Hollande ha tutto il diritto di reagire contro l’Isis. Tuttavia ritengo che un intervento francese possa creare danni ancora maggiori se non sarà compiuto seguendo le giuste modalità. Utilizzare gli attentati come una giustificazione per bombardare l’Isis e mandare truppe francesi, americane e della Nato in Siria e Iraq non farà altro che complicare i problemi. Ricordiamoci che le origini stesse dell’Isis coincidono con l’invasione dell’Iraq nel 2003.

 

Che cosa bisogna fare allora?

Il terrorismo è come una malattia le cui sofferenze sono inflitte più a chi vive in Medio Oriente che non agli stessi europei. La Francia deve quindi cooperare con le persone che vivono nel mondo arabo e conoscono il terrorismo e la loro ideologia, aiutandole a sconfiggerne la minaccia.

 

Con chi dovrebbe cooperare Hollande per battere l’Isis?

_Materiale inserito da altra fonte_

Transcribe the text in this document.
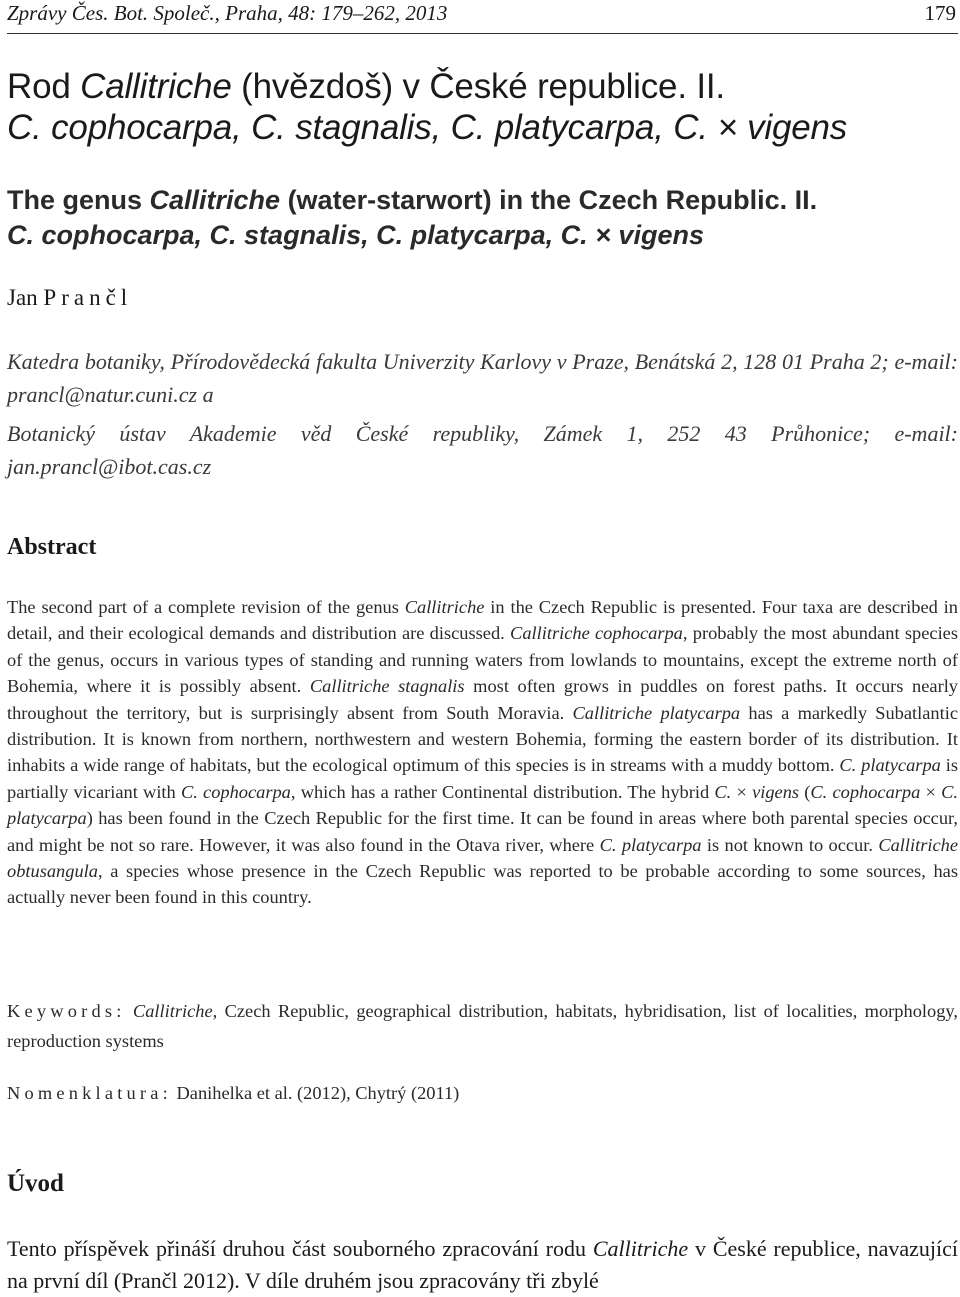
Zprávy Čes. Bot. Společ., Praha, 48: 179–262, 2013	179
Rod Callitriche (hvězdoš) v České republice. II.
C. cophocarpa, C. stagnalis, C. platycarpa, C. × vigens
The genus Callitriche (water-starwort) in the Czech Republic. II.
C. cophocarpa, C. stagnalis, C. platycarpa, C. × vigens
Jan Prančl

Katedra botaniky, Přírodovědecká fakulta Univerzity Karlovy v Praze, Benátská 2, 128 01 Praha 2; e-mail: prancl@natur.cuni.cz a

Botanický ústav Akademie věd České republiky, Zámek 1, 252 43 Průhonice; e-mail: jan.prancl@ibot.cas.cz

Abstract

The second part of a complete revision of the genus Callitriche in the Czech Republic is presented. Four taxa are described in detail, and their ecological demands and distribution are discussed. Callitriche cophocarpa, probably the most abundant species of the genus, occurs in various types of standing and running waters from lowlands to mountains, except the extreme north of Bohemia, where it is possibly absent. Callitriche stagnalis most often grows in puddles on forest paths. It occurs nearly throughout the territory, but is surprisingly absent from South Moravia. Callitriche platycarpa has a markedly Subatlantic distribution. It is known from northern, northwestern and western Bohemia, forming the eastern border of its distribution. It inhabits a wide range of habitats, but the ecological optimum of this species is in streams with a muddy bottom. C. platycarpa is partially vicariant with C. cophocarpa, which has a rather Continental distribution. The hybrid C. × vigens (C. cophocarpa × C. platycarpa) has been found in the Czech Republic for the first time. It can be found in areas where both parental species occur, and might be not so rare. However, it was also found in the Otava river, where C. platycarpa is not known to occur. Callitriche obtusangula, a species whose presence in the Czech Republic was reported to be probable according to some sources, has actually never been found in this country.

Keywords: Callitriche, Czech Republic, geographical distribution, habitats, hybridisation, list of localities, morphology, reproduction systems

Nomenklatura: Danihelka et al. (2012), Chytrý (2011)

Úvod

Tento příspěvek přináší druhou část souborného zpracování rodu Callitriche v České republice, navazující na první díl (Prančl 2012). V díle druhém jsou zpracovány tři zbylé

Con i governi di Siria, Iraq, Iran e Kurdistan, cioè con quanti rappresentano la maggioranza della popolazione nella regione. La priorità è cercare una soluzione politica e diplomatica in Siria. Insistere sul rovesciamento del governo di Damasco o cercare di trarre dei vantaggi politici dalla situazione catastrofica in cui versa la Siria non farà che rendere ancora più difficile la guerra contro il terrorismo. Dobbiamo comprendere che ci sono alcuni Paesi mediorientali che sostengono e usano le organizzazioni terroristiche a loro beneficio.

 

A chi si riferisce?

Arabia Saudita e Turchia non considerano l’Isis come una minaccia, ma ritengono di poterlo utilizzare per rovesciare i governi di Siria e Iraq e per guadagnare punti contro l’influenza iraniana in Medio Oriente. Arabia Saudita e Turchia ora devono comprendere che l’Europa sta soffrendo a causa delle loro scelte politiche. Devono quindi smettere di fare finta di non vedere quanto sta avvenendo, e al contrario devono condividere con l’Occidente tutte le informazioni a loro disposizione sui terroristi.